Optional subjects are assessed verbally or with a numerical grade, depending on their extent.
Progression of pupils
A pupil whose performance has been accepted (at least grade 5) in all the assessed subjects moves on to the next grade. The Basic Education Decree states that promotion and, finally, the award of the school-leaving certificate are decided by the principal in co-operation with the pupil’s teachers.
Pupils may be promoted to the next grade even when they have failing grades if they are judged to be able to perform their studies acceptably in the following year. If there is a failing performance (4) in one or more subjects, a pupil may be retained in a grade. The pupil must, however, be given an opportunity to demonstrate having achieved an acceptable level of knowledge and skills.
A pupil may also be retained in a grade without having failing performances if retention is considered appropriate from the standpoint of the pupil’s general success in school. In this case, the pupil's guardian must have an opportunity to be heard before the decision is made.
If the opportunity to take a test is provided when the school work is over for the year, a conditional decision on the pupil's retention may be taken in the school year report. The decision cites those areas of the syllabus for the grade in which the precondition for being promoted to the next grade is an acceptable performance in a separate test.
Grade retention is rare in Finland. When problems occur, they should be solved by increased support measures, including remedial instruction, intensified cooperation with homes and special needs support measures (see Chapter 12). If there is a risk of failing a subject, this should be noticed early enough to the pupil and the pupil’s guardians.
A pupil progressing according to a personal study plan may only be retained based on generally poor academic success.
Where a decision concerning a pupil’s final grades or promotion is obviously flawed, the Provincial State Office may either request that the teacher or teachers carry out a new assessment or decide on the actual grade to be given or on the promotion of the pupil.
Comprehensive school education certificate is given to a pupil who has completed the entire comprehensive school syllabus.
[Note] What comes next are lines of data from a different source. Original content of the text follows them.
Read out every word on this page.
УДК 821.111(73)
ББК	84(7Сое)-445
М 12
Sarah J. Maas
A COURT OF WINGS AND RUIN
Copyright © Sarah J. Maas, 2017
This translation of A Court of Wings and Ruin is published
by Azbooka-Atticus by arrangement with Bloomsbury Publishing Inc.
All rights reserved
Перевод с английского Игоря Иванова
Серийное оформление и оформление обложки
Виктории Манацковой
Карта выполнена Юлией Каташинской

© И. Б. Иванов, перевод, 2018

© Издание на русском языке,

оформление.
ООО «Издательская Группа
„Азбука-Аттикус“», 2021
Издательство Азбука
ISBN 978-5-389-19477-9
This means that all subjects that are part of the pupil’s study plan are passed at least with the grade 5 or a verbal assessment 'pass'. In addition, there is a mention that the pupil's study plan has included guidance counselling and an introduction to working life. No assessment of the pupil's behaviour is noted.
The authority responsible for certification is the education provider, in practice the school.
Comprehensive school education certificate is, in the vast majority of cases, required for continuing studies in upper secondary education. However, upper secondary education institutes have the right to admit a study right to a student that they consider to otherwise meet the requirements to study for a degree on upper secondary level.